On 2015-05-27 17:34, William A Rowe Jr wrote:
> On Wed, May 27, 2015 at 7:54 AM, Jim Jagielski <j...@jagunet.com> wrote:
> 
>> Anyone else think it's time to EOL 2.2 and focus
>> on 2.4 and the next gen?
> 
> 
> Nope, we'll let the internet speak for itself -
> 
> http://w3techs.com/technologies/history_details/ws-apache/2
> 
> We are nowhere near close enough to the inflection point of that graph to
> justify starting the 12 month EOL clock (which has been our traditional
> countdown, same as the Tomcat project).
> 
> My thoughts are that http/2
>> and mod_h2 will drive the trunk design efforts and so
>>
> 
> That sounds about right.  I'm personally interested in 3.0 - refactoring on
> trunk to clean up the evolution of httpd since 2.0.36.  That was when we
> froze MMN majors, so many many bits are now shoehorned into the server in
> very awkward manners.  This will make backports to 2.4 more complex,
> however.
> 
> 
>> it would be nice to focus energy on 2.4 and later...
>>
> 
> Focus your energy on anything you like.

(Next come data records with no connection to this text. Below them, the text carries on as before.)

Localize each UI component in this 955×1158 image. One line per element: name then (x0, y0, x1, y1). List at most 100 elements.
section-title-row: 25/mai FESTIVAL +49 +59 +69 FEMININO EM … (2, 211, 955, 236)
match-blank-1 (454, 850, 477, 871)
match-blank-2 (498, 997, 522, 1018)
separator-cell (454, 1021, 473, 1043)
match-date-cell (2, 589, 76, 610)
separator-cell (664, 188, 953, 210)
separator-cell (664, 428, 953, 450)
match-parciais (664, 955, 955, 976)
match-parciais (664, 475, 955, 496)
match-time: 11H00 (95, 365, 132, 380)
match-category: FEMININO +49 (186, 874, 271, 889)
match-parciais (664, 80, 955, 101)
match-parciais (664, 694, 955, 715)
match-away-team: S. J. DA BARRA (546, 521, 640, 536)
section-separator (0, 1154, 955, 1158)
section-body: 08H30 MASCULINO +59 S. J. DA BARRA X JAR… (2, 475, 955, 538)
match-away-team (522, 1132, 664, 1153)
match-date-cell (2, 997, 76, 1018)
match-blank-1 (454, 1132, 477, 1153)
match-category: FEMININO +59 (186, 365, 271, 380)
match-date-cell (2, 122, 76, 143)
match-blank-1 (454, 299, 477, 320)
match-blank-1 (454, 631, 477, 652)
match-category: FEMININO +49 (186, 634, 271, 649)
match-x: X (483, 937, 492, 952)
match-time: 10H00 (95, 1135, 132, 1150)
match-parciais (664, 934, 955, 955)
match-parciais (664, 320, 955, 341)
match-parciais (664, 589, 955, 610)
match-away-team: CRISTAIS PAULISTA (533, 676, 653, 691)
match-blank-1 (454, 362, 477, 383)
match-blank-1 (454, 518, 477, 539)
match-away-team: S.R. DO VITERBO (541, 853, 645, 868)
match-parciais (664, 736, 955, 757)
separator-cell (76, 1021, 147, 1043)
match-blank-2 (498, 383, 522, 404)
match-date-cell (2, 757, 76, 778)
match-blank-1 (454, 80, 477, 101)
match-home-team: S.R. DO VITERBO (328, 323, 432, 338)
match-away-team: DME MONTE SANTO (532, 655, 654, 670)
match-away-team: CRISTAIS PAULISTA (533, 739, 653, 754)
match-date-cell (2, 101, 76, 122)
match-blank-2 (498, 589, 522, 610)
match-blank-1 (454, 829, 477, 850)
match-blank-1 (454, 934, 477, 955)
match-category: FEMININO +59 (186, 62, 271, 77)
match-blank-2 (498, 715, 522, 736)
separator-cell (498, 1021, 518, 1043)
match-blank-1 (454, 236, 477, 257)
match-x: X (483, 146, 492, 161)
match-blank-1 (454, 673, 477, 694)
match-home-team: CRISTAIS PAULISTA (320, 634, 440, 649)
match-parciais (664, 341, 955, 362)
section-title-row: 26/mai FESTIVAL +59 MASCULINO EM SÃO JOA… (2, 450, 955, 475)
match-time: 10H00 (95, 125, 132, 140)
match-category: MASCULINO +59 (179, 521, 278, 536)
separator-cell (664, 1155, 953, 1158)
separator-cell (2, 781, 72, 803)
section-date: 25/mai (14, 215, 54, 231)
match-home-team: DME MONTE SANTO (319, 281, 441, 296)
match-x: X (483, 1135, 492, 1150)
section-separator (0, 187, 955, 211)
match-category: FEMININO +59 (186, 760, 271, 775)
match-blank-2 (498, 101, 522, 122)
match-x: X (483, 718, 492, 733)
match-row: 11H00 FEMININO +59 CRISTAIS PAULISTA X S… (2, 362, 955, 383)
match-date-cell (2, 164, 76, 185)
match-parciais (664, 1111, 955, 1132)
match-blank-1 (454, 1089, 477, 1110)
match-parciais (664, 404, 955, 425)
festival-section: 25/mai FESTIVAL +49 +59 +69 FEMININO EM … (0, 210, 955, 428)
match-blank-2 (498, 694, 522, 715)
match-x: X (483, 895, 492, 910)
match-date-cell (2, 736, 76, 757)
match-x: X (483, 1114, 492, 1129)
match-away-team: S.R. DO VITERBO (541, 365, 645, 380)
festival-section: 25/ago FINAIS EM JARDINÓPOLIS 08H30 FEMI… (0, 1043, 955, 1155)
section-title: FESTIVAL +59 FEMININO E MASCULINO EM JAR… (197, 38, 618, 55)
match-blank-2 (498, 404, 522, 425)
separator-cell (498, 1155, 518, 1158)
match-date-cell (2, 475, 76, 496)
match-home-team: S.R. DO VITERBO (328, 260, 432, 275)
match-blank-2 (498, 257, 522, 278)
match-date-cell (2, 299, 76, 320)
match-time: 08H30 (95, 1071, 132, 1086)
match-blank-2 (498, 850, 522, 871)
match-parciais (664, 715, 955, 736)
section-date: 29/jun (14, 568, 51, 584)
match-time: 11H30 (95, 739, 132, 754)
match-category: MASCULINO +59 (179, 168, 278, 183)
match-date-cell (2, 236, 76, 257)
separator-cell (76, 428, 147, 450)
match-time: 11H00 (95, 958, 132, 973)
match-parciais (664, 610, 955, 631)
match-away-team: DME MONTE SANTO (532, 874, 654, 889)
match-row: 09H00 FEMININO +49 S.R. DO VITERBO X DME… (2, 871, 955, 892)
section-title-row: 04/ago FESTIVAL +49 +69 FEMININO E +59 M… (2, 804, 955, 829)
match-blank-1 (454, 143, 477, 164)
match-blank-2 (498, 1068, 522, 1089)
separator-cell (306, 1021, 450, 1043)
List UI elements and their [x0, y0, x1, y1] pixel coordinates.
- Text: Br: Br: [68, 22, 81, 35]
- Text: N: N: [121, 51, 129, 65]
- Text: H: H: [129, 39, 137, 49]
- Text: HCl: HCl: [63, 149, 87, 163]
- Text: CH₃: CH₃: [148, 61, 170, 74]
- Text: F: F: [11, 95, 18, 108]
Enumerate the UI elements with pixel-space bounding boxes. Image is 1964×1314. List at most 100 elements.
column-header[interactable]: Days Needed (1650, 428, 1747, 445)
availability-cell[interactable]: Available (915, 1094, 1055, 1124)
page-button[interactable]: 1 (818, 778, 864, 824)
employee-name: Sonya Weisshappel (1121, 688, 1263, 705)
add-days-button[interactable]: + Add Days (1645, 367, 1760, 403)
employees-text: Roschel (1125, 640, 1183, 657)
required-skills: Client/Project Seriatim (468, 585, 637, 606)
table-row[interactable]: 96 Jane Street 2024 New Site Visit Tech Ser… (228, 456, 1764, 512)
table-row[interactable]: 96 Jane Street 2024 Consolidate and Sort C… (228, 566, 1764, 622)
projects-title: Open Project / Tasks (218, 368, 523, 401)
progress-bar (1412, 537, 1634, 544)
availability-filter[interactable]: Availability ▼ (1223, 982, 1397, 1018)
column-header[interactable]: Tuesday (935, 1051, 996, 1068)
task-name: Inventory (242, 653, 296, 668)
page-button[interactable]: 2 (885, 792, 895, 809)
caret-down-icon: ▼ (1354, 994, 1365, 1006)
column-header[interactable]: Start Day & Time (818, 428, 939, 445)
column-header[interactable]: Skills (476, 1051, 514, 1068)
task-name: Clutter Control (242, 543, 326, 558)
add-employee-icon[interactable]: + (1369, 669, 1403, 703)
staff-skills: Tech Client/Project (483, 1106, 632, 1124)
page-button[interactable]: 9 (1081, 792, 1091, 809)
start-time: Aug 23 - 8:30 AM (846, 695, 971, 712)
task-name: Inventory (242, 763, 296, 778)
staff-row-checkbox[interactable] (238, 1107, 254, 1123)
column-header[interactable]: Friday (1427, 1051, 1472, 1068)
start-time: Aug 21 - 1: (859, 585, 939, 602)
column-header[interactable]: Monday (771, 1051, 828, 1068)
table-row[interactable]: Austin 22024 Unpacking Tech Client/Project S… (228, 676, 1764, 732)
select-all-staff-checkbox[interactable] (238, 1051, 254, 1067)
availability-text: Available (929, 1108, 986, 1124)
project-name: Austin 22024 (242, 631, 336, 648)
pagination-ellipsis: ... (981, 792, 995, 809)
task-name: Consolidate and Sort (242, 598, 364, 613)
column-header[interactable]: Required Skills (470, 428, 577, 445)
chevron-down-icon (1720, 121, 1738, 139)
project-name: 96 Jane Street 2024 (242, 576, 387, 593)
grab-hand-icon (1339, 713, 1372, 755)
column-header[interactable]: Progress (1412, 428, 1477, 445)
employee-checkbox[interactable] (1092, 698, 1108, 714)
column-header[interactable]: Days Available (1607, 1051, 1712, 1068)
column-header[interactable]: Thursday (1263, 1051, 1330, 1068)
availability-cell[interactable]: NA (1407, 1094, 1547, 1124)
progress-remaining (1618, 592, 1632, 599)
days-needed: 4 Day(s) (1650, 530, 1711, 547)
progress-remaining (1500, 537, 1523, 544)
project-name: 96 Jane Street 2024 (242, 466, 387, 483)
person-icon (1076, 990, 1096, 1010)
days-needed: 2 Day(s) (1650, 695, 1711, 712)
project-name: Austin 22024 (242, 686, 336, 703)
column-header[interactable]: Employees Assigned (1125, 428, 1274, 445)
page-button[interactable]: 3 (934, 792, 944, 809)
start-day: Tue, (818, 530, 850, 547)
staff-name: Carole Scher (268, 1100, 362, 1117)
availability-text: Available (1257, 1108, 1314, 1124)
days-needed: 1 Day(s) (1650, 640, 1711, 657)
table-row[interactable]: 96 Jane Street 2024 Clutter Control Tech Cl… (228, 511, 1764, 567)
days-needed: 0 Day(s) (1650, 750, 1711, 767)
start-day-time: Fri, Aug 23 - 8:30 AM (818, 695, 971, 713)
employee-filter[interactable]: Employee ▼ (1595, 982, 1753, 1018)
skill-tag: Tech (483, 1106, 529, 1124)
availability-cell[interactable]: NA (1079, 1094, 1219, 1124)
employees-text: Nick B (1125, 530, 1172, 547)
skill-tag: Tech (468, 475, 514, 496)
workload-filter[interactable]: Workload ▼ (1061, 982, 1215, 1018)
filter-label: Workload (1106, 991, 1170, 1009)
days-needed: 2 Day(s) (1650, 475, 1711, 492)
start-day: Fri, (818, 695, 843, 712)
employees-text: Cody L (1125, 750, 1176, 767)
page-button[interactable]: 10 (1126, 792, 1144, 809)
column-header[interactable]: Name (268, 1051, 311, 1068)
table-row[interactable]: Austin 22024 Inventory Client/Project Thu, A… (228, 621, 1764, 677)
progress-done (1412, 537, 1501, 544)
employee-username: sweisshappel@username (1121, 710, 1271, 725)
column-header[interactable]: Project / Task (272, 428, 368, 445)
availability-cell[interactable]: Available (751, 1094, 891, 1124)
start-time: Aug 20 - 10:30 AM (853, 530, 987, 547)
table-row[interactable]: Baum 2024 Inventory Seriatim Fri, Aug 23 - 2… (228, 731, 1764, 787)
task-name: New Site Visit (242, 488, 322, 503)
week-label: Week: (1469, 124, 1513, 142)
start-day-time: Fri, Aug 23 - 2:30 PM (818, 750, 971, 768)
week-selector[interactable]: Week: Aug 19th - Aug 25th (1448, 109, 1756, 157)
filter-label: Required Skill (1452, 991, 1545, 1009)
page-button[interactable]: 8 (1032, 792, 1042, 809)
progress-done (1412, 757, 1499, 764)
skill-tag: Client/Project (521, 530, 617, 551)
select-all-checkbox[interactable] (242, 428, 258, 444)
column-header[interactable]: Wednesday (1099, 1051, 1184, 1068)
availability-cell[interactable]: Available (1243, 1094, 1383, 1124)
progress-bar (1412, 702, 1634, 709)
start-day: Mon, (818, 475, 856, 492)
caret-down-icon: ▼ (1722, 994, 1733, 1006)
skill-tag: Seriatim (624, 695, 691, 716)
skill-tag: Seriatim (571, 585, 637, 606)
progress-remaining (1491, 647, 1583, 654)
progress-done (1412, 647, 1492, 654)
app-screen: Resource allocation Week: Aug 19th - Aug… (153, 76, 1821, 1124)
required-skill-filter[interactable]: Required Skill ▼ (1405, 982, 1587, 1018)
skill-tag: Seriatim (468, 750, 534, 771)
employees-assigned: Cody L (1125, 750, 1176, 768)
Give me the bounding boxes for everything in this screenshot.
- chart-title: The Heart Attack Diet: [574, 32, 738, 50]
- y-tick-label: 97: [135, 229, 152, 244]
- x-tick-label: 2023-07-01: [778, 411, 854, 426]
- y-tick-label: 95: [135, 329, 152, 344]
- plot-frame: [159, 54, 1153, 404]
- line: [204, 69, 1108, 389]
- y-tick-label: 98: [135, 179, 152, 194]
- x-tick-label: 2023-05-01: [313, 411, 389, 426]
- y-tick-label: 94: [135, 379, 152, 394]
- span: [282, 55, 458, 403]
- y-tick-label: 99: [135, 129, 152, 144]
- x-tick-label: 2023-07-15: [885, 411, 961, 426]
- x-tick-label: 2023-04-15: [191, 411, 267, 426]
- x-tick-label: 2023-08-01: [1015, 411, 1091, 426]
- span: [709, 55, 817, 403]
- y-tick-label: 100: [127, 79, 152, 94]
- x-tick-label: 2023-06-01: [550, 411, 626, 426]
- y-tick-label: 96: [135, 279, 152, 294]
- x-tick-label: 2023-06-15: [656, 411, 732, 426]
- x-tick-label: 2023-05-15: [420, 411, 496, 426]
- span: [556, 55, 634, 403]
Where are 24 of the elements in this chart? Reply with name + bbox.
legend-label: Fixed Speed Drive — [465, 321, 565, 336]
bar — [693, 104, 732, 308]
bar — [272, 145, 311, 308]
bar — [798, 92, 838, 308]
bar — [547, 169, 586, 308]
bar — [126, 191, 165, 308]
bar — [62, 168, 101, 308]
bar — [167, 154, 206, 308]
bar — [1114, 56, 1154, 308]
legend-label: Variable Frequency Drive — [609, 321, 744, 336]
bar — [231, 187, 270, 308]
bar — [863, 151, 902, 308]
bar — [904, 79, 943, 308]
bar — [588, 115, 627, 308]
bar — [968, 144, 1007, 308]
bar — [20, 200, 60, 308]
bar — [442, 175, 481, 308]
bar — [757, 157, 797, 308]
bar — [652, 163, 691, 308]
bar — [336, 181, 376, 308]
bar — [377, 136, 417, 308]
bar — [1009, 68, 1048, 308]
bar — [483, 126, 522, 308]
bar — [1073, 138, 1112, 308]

Not directly related to the EoL discussion, but some additional notices why
a change to 2.4 takes some time.

There where are some deal breakers for users to keep 2.2 running, most of
them are fixed meanwhile.

E.g.

- mod_perl was for a long time not usable with 2.4, as a workaround most
  porters / packagers are shaping mod_perl for 2.4 directly from mod_perl
  trunk, now we see a first 2.0.9-rc1.
- for long time there was no working mod_php module for 2.4, and changing to
  php-fpm was not for everyone a solution.
- a bunch of third party modules are written for 2.0.x and do not build
  against 2.4, in some cases simply fixing
  s/r->useragent_ip/r->connection->remote_ip/ does the trick to make users
  happy

I remember endless discussions removing apache 1.3 from the ports tree even
one year after the 1.3 EoL, and the complain was not only from end users.